Eine weitere wichtige Erkenntnis betrifft die Gewichtsverteilung zwischen Vorder- und Hinterachse der Wohnmobile. So wurden bei den Kontrollen auch einige Fahrzeuge erfasst, bei denen – trotz Einhaltung der zulässigen
Gesamtmasse – eine Achse überladen war. In den meisten Fällen war dies die Hinterachse, da ein Großteil der
mitgeführten Ladung eher die Hinterachse beaufschlagt.
Die nicht achsgerechte Beladung kann negativen Einfluss auf die Fahrdynamik und somit auf die Verkehrssicherheit haben.
Neben den Gewichtskontrollen der Fahrzeuge wurde
auch der Innenraum auf korrekte Ladungssicherung und
Beladung geprüft. Abbildung 8 zeigt einige Beispiele aus
den kontrollierten Wohnmobilen und gibt einen Eindruck, wie fahrlässig teilweise Inventar und Gegenstände verstaut bzw. im Innenraum abgelegt werden. Diese
Gebrauchsgegenstände wie TV-Geräte, Kaffeemaschinen, Küchenutensilien und Bürobedarf stellen potenzielle Gefahrenquellen im Innenraum der Wohnmobile
dar, wobei das Bewusstsein über die möglichen Folgen
bei einer starken Bremsung bzw. einer Kollision oft fehlt.
Fahrversuche
Die Analyse des Fahrverhaltens eines Wohnmobils in
ausgewählten Manövern wurde durch das Dekra Testzentrum Klettwitz durchgeführt. Hierbei wurde das
Fahrzeug im unbeladenen (ungefähr Leergewicht) sowie
achsengerecht beladenen Zustand (zulässiges Gesamtgewicht + 10 Prozent) in vier fahrdynamischen Standardmanövern hinsichtlich seines Verhaltens geprüft.
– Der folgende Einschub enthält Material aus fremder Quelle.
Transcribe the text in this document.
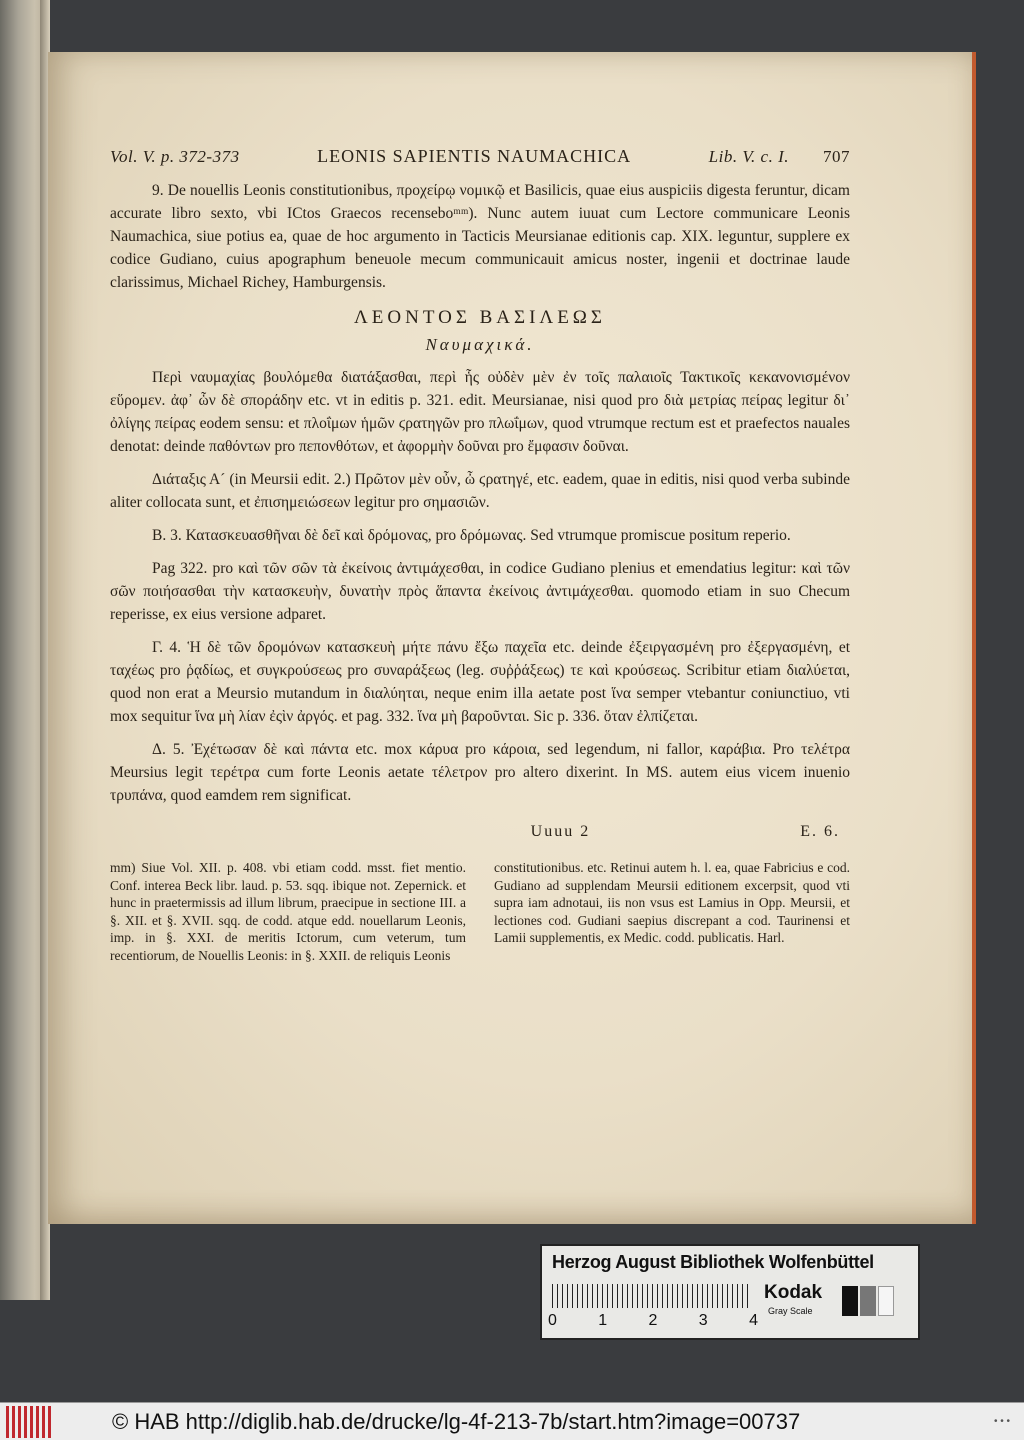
Vol. V. p. 372-373	LEONIS SAPIENTIS NAUMACHICA	Lib. V. c. I. 707

9. De nouellis Leonis constitutionibus, προχείρῳ νομικῷ et Basilicis, quae eius auspiciis digesta feruntur, dicam accurate libro sexto, vbi ICtos Graecos recenseboᵐᵐ). Nunc autem iuuat cum Lectore communicare Leonis Naumachica, siue potius ea, quae de hoc argumento in Tacticis Meursianae editionis cap. XIX. leguntur, supplere ex codice Gudiano, cuius apographum beneuole mecum communicauit amicus noster, ingenii et doctrinae laude clarissimus, Michael Richey, Hamburgensis.

ΛΕΟΝΤΟΣ ΒΑΣΙΛΕΩΣ
Ναυμαχικά.

Περὶ ναυμαχίας βουλόμεθα διατάξασθαι, περὶ ἧς οὐδὲν μὲν ἐν τοῖς παλαιοῖς Τακτικοῖς κεκανονισμένον εὕρομεν. ἀφ᾽ ὧν δὲ σποράδην etc. vt in editis p. 321. edit. Meursianae, nisi quod pro διὰ μετρίας πείρας legitur δι᾽ ὀλίγης πείρας eodem sensu: et πλοΐμων ἡμῶν ϛρατηγῶν pro πλωΐμων, quod vtrumque rectum est et praefectos nauales denotat: deinde παθόντων pro πεπονθότων, et ἀφορμὴν δοῦναι pro ἔμφασιν δοῦναι.

Διάταξις Α´ (in Meursii edit. 2.) Πρῶτον μὲν οὖν, ὦ ϛρατηγέ, etc. eadem, quae in editis, nisi quod verba subinde aliter collocata sunt, et ἐπισημειώσεων legitur pro σημασιῶν.

Β. 3. Κατασκευασθῆναι δὲ δεῖ καὶ δρόμονας, pro δρόμωνας. Sed vtrumque promiscue positum reperio.

Pag 322. pro καὶ τῶν σῶν τὰ ἐκείνοις ἀντιμάχεσθαι, in codice Gudiano plenius et emendatius legitur: καὶ τῶν σῶν ποιήσασθαι τὴν κατασκευὴν, δυνατὴν πρὸς ἅπαντα ἐκείνοις ἀντιμάχεσθαι. quomodo etiam in suo Checum reperisse, ex eius versione adparet.

Γ. 4. Ἡ δὲ τῶν δρομόνων κατασκευὴ μήτε πάνυ ἔξω παχεῖα etc. deinde ἐξειργασμένη pro ἐξεργασμένη, et ταχέως pro ῥᾳδίως, et συγκρούσεως pro συναράξεως (leg. συῤῥάξεως) τε καὶ κρούσεως. Scribitur etiam διαλύεται, quod non erat a Meursio mutandum in διαλύηται, neque enim illa aetate post ἵνα semper vtebantur coniunctiuo, vti mox sequitur ἵνα μὴ λίαν ἐςὶν ἀργός. et pag. 332. ἵνα μὴ βαροῦνται. Sic p. 336. ὅταν ἐλπίζεται.

Δ. 5. Ἐχέτωσαν δὲ καὶ πάντα etc. mox κάρυα pro κάροια, sed legendum, ni fallor, καράβια. Pro τελέτρα Meursius legit τερέτρα cum forte Leonis aetate τέλετρον pro altero dixerint. In MS. autem eius vicem inuenio τρυπάνα, quod eamdem rem significat.

Uuuu 2	E. 6.
mm) Siue Vol. XII. p. 408. vbi etiam codd. msst. fiet mentio. Conf. interea Beck libr. laud. p. 53. sqq. ibique not. Zepernick. et hunc in praetermissis ad illum librum, praecipue in sectione III. a §. XII. et §. XVII. sqq. de codd. atque edd. nouellarum Leonis, imp. in §. XXI. de meritis Ictorum, cum veterum, tum recentiorum, de Nouellis Leonis: in §. XXII. de reliquis Leonis
constitutionibus. etc. Retinui autem h. l. ea, quae Fabricius e cod. Gudiano ad supplendam Meursii editionem excerpsit, quod vti supra iam adnotaui, iis non vsus est Lamius in Opp. Meursii, et lectiones cod. Gudiani saepius discrepant a cod. Taurinensi et Lamii supplementis, ex Medic. codd. publicatis. Harl.
Herzog August Bibliothek Wolfenbüttel
0	1	2	3	4
Kodak
Gray Scale
© HAB http://diglib.hab.de/drucke/lg-4f-213-7b/start.htm?image=00737	• • •
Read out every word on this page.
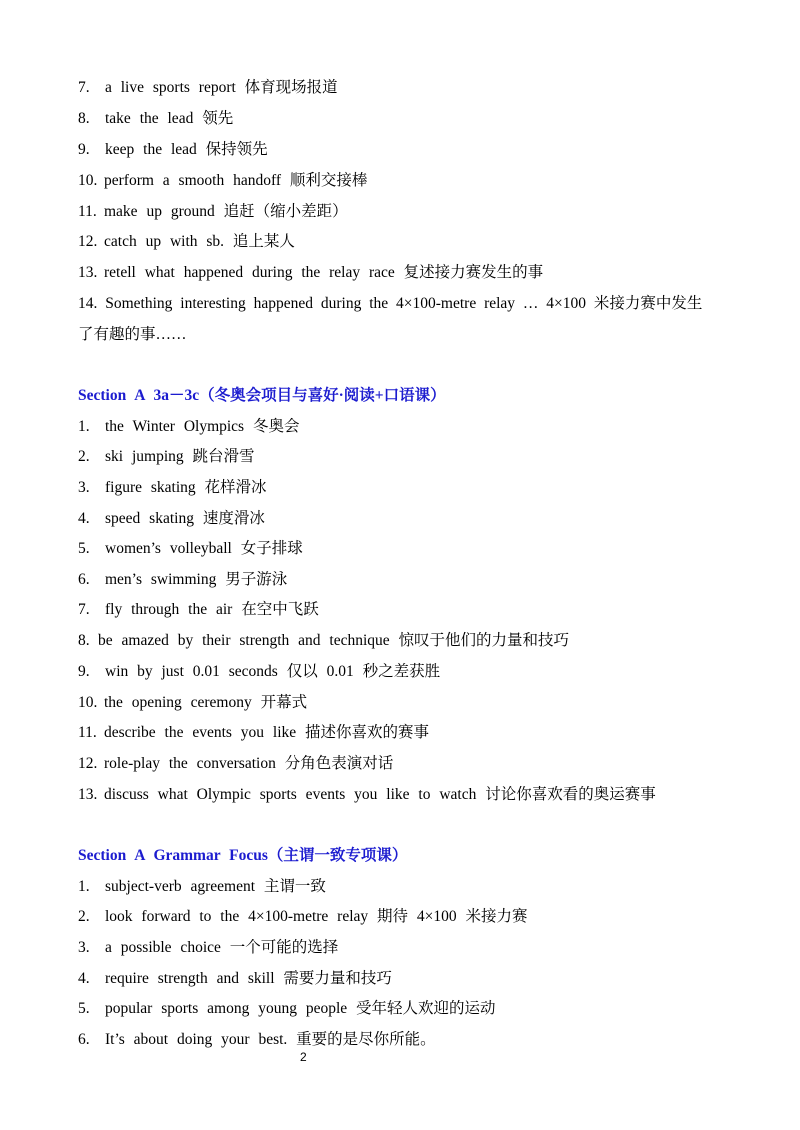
7. a live sports report 体育现场报道
8. take the lead 领先
9. keep the lead 保持领先
10. perform a smooth handoff 顺利交接棒
11. make up ground 追赶（缩小差距）
12. catch up with sb. 追上某人
13. retell what happened during the relay race 复述接力赛发生的事
14. Something interesting happened during the 4×100-metre relay … 4×100 米接力赛中发生
了有趣的事……
Section A 3a－3c（冬奥会项目与喜好·阅读+口语课）
1. the Winter Olympics 冬奥会
2. ski jumping 跳台滑雪
3. figure skating 花样滑冰
4. speed skating 速度滑冰
5. women’s volleyball 女子排球
6. men’s swimming 男子游泳
7. fly through the air 在空中飞跃
8. be amazed by their strength and technique 惊叹于他们的力量和技巧
9. win by just 0.01 seconds 仅以 0.01 秒之差获胜
10. the opening ceremony 开幕式
11. describe the events you like 描述你喜欢的赛事
12. role-play the conversation 分角色表演对话
13. discuss what Olympic sports events you like to watch 讨论你喜欢看的奥运赛事
Section A Grammar Focus（主谓一致专项课）
1. subject-verb agreement 主谓一致
2. look forward to the 4×100-metre relay 期待 4×100 米接力赛
3. a possible choice 一个可能的选择
4. require strength and skill 需要力量和技巧
5. popular sports among young people 受年轻人欢迎的运动
6. It’s about doing your best. 重要的是尽你所能。
2
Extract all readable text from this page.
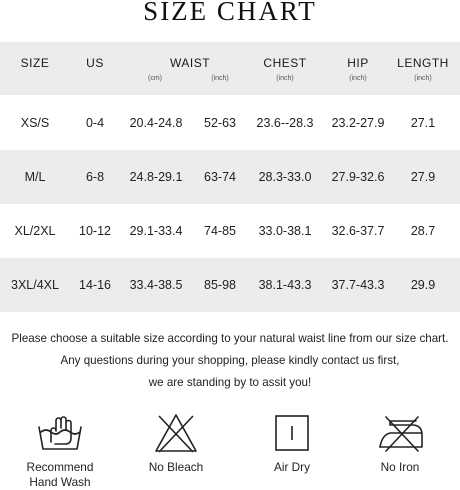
SIZE CHART
SIZE	US	WAIST	CHEST	HIP	LENGTH
(cm)	(inch)	(inch)	(inch)	(inch)
XS/S	0-4	20.4-24.8	52-63	23.6--28.3	23.2-27.9	27.1
M/L	6-8	24.8-29.1	63-74	28.3-33.0	27.9-32.6	27.9
XL/2XL	10-12	29.1-33.4	74-85	33.0-38.1	32.6-37.7	28.7
3XL/4XL	14-16	33.4-38.5	85-98	38.1-43.3	37.7-43.3	29.9
Please choose a suitable size according to your natural waist line from our size chart.
Any questions during your shopping, please kindly contact us first,
we are standing by to assit you!
Recommend
Hand Wash
No Bleach	Air Dry	No Iron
Bei dem zu prüfenden Fahrzeug handelte es sich um ein
Wohnmobil in Alkovenausführung (Abbildung 9). Das
technisch zulässige Gesamtgewicht beträgt 3.850 kg,
wobei das Fahrzeug laut Fahrzeugschein auf 3.500 kg abgelastet wurde. Mit einem Alter von etwa sieben Jahren
(Erstzulassung 05/2008) bei Versuchsdurchführung entspricht es zwar nicht der aktuellsten Fahrzeuggeneration, ist aber immer noch deutlich jünger als der deutsche
Flottendurchschnitt, der bei 14 Jahren liegt [6].
Abb. 9: Prüffahrzeug – Alkoven-Wohnmobil
Für die Messwerterfassung wurde ein hochgenaues Faserkreisel-System eingesetzt. Zudem wurden ein Geschwindigkeitssensor an der Fahrzeugfront, ein Messlenkrad sowie Pedalkraftsensoren installiert. Für die
fahrdynamischen Messungen im beladenen Zustand
wurden sowohl auf dem Fahrer- und Beifahrersitz als
UDV Unfallforschung der Versicherer
Crashtest
auch auf den hinteren Sitzreihen mit Wasser befüllte
Dummys platziert, um das Personengewicht abzubilden.
Außerdem wurden mit Stahlkiessäcken in den Ablagebereichen zusätzliche Lasten hinzugefügt, um damit den
Zustand eines beladenen (überladenen) Fahrzeuges herzustellen. Die Gesamtmasse im unbeladenen Zustand
betrug 3.050 kg, bei den Fahrten mit Beladung 3.849 kg.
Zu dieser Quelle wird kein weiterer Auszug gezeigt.